As for libraries used, the strings are Roland (except for the contrabasses, which are Advanced Orchestra) subtly layered with Miroslav. The brass is AO, winds are Miroslav. Bass drum, snare, cymbals and Timpani are Roland, the glock is the old Ethan Winer freebie, small percussion and solo trumpet are Westgate, choirs are Miroslav. The harp is some samples that came with Kore Player originally that I mapped into a standalone patch. Everything, of course, in sf2 format.
Finally it should be mentioned that this template is of course not intended for any serious VO productions. I lug the netbook around a lot and it’s very nice to have a passable orchestral setup with me wherever I go, for getting ideas down or just composing for fun. But the challenge of squeezing all the basic orchestral building blocks through a tiny window of RAM and CPU power is in itself very educational and satisfying.
Fascinating what you got to work there. What I’d like to know, how did you get all those samples into sf2, did you re-record/map them yourself or did you use a tool for that? Also, what was the bottleneck of this setup eventually? Was it RAM or CPU?
I’m running projects on my rather netbookish notebook myself (Aspire E3-111 with Intel Core N2930/8GB RAM), but since I use it to carry my projects to university everyday, I just mirror my software setup from my workstation. That means Cubase 7.5, Halion Symphonic Orchestra (4 Instances with ~12 instruments each), Valhallaroom and a couple of channelstrips for the groups.
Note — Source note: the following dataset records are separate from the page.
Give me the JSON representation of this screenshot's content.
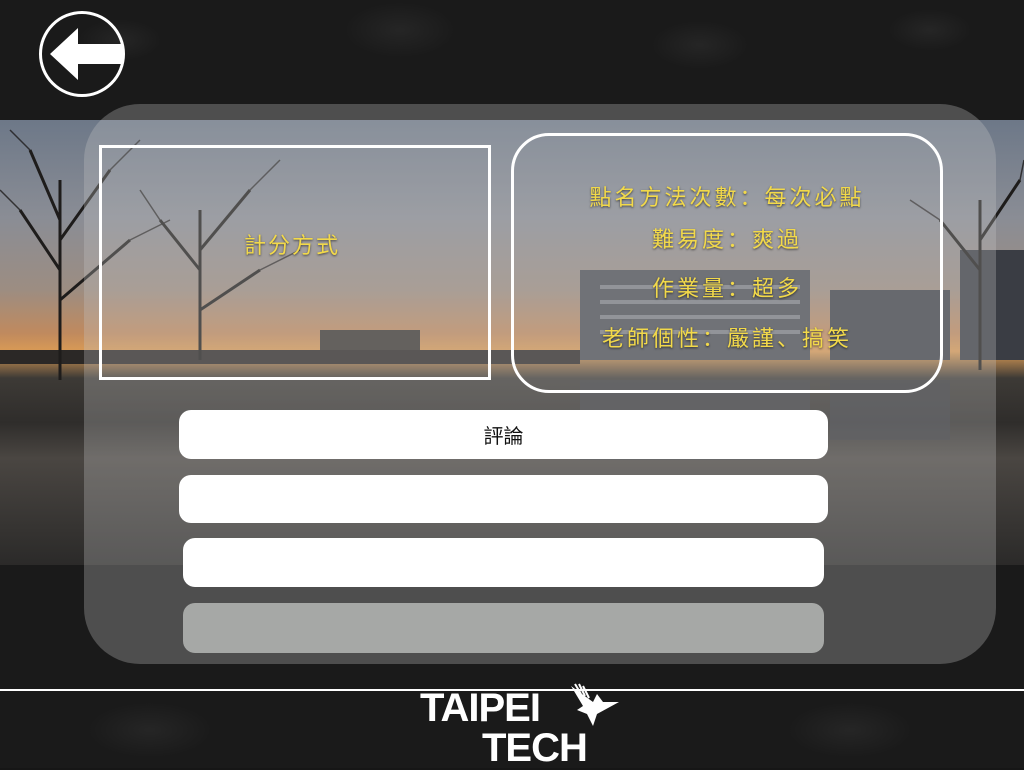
{
  "header": {
    "back_button_icon": "arrow-left-icon"
  },
  "course_card": {
    "grading_label": "計分方式",
    "info_lines": [
      "點名方法次數：每次必點",
      "難易度：爽過",
      "作業量：超多",
      "老師個性：嚴謹、搞笑"
    ]
  },
  "actions": {
    "comments_label": "評論"
  },
  "footer": {
    "logo_line1": "TAIPEI",
    "logo_line2": "TECH",
    "logo_icon": "eagle-icon"
  },
  "colors": {
    "accent_text": "#f2d94a",
    "panel": "rgba(200,200,200,0.30)",
    "bar_white": "#ffffff",
    "bar_gray": "#a6a8a6"
  }
}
I mostly reach around ~80% CPU. Until there’s a tutti part, that’s when everything overloads and I need to freeze things.
I’m sure it would help to get rid off the heavier samplers (Halion for example is such an incredible CPU beast) , but is it even possible to “convert” a patch that smoothly transitions between dynamics using the mod wheel?
However, great sounding demo and great article too!
A friend of mine has converted a lot of stuff for me to either sfz or sf2 format, though I don’t remember exactly what software he uses, I know he has Extreme Sample Converter but he has other stuff as well. For converting from sfz to sf2 and general patch editing I used Polyphone:
http://www.polyphone.fr/
As for bottlenecks, it’s mainly the CPU. I have a few hundred MB of RAM to spare and I could technically load more samples if I make sure to use smaller ones, but the overhead of adding another instance of XS-1 and 16 midi channels would probably be too much for the CPU to handle. I prefer having a relatively snappy setup with fewer instruments than a more full-featured template that teeters on the brink of breakup. Like I said above, it’s all a compromise.
I doubt that it will be possible to convert Halion patches to a different format with features like mod wheel transitions intact. Halion isn’t really a very common format so I’m not sure how many converters will even be able to read it.
It made me think again about buying a new notebook to make my songs. Very nice tips as always, thanks!